Prowadzącą do domku drogę właściciel również budował sam. - To też są potężne pieniądze, które można zaoszczędzić - przyznaje. - Dałem ogłoszenie, że przyjmę gruz. Mam swojego takiego busika, za którego też dałem 3 tys. zł i służy mi też dwa lata. Nawoziłem nim cały gruz na drogę. Później tylko zamówiłem wywrotki żwiru, którym go zasypałem.
- Kolejna rzecz: trawa. Pojechałem do firmy, która zajmuje się handlem nasionami traw, podałem areał, wycenili mi tę trawę na 2,5 tys. zł. Myślałem, że to będzie taniej i zacząłem szukać oszczędności. Zadzwoniłem do kolegi rolnika i zapytałem, gdzie on kupuje nasiona traw. No i dał mi namiar na jednego rolnika, który zajmuje się uprawą trawy. Pojechałem do niego, powiedziałem, jak wygląda areał, jak sytuacja w ogóle, jak wyceniono mi trawę. No i się roześmiał, bo tę trawę, którą miałem kupić, on sprzedaje do tej firmy, która handluje trawą. No i u niego zapłaciłem 150 zł - mówi pan Tomasz, nie kryjąc rozbawienia.
Projekt w skali 1:1 rysowany na ziemi
Właściciele nie mieli projektu budowy domu. Projekt powstawał najpierw w ich wyobraźni, potem na kartce papieru, a ostatnim elementem było narysowanie go w skali 1:1 na ziemi. - Na podwórku po prostu patykiem rozrysowany - mówi pan Tomasz. - Były zmieniane szerokości, długości, aż w końcu dopasowaliśmy tak, jak chcieliśmy, żeby zmieściła nam się i kanapa, i schody, i kuchnia, i drzwi do łazienki. No i to był bardzo dobry sposób, bo dzięki temu wiedzieliśmy, że to wszystko będzie pasowało. Można się było przejść po tym domu. Taki prosty sposób, a skuteczny - opowiada.
"Czekając, to człowiek nic nie zrobi"
Budowę domu Tomek planował od dłuższego czasu, ale okładał to ciągle, aż do pewnego dnia.

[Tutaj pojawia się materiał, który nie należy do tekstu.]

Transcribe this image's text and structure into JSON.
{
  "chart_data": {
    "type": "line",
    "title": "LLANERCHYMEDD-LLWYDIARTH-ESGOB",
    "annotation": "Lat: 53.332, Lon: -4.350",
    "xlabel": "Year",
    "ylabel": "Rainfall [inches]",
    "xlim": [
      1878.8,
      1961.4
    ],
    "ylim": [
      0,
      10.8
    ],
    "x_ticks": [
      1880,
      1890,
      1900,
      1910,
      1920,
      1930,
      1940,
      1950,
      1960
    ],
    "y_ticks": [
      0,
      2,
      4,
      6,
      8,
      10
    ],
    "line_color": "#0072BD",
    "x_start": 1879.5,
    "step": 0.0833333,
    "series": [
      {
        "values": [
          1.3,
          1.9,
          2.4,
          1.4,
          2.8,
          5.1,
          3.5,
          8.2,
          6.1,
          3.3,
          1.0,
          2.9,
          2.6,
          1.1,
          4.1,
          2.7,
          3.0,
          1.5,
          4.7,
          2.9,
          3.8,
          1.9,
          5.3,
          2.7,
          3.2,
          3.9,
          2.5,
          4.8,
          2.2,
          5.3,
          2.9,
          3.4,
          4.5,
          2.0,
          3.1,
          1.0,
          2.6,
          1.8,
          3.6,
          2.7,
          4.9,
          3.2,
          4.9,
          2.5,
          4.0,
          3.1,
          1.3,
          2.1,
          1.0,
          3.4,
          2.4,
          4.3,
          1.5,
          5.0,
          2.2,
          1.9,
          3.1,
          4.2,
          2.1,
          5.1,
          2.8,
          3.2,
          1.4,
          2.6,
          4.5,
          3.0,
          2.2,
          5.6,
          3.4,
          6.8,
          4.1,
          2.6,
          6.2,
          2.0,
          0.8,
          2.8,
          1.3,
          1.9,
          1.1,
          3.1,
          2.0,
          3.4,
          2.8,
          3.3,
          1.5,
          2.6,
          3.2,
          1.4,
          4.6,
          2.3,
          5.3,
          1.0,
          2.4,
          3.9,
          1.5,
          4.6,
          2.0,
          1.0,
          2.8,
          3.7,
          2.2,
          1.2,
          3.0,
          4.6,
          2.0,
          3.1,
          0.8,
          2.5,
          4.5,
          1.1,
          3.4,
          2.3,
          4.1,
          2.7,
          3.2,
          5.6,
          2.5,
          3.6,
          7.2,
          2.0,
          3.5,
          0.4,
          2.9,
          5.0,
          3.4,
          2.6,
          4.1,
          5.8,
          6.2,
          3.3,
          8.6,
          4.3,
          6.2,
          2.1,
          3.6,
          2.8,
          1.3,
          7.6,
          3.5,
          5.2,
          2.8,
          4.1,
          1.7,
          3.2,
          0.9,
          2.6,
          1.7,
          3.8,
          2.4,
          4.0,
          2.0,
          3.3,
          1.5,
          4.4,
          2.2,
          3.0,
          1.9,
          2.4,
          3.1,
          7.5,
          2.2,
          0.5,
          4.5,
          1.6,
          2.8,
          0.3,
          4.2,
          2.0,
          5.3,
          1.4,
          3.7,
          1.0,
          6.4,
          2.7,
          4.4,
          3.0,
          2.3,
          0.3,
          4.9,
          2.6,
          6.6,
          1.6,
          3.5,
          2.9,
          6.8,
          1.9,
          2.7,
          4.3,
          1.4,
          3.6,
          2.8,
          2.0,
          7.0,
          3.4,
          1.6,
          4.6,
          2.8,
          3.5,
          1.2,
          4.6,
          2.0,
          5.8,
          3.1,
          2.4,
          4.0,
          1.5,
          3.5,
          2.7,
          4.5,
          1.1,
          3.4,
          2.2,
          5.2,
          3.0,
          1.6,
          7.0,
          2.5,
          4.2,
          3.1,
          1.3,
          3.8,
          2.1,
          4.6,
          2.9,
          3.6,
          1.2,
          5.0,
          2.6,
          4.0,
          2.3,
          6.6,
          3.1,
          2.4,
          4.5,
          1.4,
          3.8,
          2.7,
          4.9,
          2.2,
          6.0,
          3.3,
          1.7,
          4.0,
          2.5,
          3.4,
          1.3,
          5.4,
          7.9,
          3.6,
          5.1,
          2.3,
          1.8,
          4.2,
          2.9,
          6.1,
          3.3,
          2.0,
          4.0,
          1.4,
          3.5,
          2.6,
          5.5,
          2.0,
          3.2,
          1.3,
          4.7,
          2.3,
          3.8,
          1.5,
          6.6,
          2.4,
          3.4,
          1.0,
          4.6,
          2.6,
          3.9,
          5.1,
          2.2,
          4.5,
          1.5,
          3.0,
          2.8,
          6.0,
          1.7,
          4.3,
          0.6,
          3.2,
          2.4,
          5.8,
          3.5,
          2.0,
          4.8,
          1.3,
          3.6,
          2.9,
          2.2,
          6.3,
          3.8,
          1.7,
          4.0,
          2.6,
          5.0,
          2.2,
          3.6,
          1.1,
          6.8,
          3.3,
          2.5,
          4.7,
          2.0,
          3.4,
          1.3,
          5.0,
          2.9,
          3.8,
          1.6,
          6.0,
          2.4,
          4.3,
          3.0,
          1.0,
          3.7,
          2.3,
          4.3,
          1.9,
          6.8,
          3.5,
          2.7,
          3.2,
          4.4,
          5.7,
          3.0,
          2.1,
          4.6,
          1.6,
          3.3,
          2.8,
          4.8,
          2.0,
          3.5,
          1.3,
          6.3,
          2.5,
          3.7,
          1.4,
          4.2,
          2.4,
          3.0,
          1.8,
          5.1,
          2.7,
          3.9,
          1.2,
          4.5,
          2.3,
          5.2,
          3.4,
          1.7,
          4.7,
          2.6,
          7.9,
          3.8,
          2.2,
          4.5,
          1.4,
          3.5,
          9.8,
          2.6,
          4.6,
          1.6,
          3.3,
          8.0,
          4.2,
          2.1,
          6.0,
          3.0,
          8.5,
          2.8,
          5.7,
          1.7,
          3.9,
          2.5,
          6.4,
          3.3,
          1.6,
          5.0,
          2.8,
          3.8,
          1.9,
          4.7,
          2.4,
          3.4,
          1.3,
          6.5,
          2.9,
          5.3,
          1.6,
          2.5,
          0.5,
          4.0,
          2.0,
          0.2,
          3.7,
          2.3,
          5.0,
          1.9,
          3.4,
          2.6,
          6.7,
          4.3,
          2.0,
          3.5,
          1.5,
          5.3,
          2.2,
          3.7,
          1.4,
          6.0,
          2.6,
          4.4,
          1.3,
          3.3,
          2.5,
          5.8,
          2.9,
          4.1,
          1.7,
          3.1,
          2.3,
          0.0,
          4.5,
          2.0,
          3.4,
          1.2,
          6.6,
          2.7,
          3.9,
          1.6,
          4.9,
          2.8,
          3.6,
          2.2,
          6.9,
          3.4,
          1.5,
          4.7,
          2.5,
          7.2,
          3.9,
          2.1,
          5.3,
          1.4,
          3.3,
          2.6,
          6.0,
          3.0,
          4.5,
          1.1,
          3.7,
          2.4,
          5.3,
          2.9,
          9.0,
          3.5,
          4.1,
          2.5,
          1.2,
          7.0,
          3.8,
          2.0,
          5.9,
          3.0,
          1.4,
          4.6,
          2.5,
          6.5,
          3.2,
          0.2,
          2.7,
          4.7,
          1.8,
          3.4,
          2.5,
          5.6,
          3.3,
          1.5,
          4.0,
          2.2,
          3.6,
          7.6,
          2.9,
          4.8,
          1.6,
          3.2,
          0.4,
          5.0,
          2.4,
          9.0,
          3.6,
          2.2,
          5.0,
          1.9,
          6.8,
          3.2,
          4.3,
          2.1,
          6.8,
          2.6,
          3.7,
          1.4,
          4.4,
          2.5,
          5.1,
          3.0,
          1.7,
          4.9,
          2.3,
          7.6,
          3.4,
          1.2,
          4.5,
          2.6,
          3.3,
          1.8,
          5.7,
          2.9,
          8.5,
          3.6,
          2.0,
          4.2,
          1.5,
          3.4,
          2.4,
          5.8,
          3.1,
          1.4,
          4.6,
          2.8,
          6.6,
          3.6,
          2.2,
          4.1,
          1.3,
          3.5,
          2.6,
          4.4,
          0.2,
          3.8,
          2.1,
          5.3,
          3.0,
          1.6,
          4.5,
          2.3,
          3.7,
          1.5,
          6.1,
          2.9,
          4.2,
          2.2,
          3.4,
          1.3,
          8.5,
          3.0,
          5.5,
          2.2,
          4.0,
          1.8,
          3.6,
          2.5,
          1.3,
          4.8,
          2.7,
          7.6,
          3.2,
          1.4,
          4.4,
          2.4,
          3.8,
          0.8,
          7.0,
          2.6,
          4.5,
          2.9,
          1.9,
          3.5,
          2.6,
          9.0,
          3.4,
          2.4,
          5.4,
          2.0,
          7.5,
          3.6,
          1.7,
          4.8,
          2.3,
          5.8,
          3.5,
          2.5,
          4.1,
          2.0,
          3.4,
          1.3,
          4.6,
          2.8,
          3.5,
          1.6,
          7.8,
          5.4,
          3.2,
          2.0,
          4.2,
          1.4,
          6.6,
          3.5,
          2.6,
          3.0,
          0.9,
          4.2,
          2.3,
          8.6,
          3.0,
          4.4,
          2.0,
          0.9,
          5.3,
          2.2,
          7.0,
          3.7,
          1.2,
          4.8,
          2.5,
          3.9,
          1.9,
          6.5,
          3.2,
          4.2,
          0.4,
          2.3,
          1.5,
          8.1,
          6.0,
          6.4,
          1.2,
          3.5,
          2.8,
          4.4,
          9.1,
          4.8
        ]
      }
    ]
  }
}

- Budowa domu zaczęła się po tym, jak zmarł mój tata. Nagle zachorował na raka. W ciągu roku choroba zabrała go, no i zmarł. No i stwierdziliśmy z żoną, że już koniec czekania, bo czekając, to człowiek nic nie zrobi i nie będzie miał. No i tak po prostu z dnia na dzień zabraliśmy się za pracę i zaczęliśmy budować ten dom. Plany, marzenia jakiejś agroturystyki były zawsze, ale wiadomo: człowiek więcej marzy, niż robi. I tu jest właśnie ten błąd ludzi, że ludzie czekają, a od czekania się nic samo nie zrobi. Tylko praca - podsumowuje mężczyzna.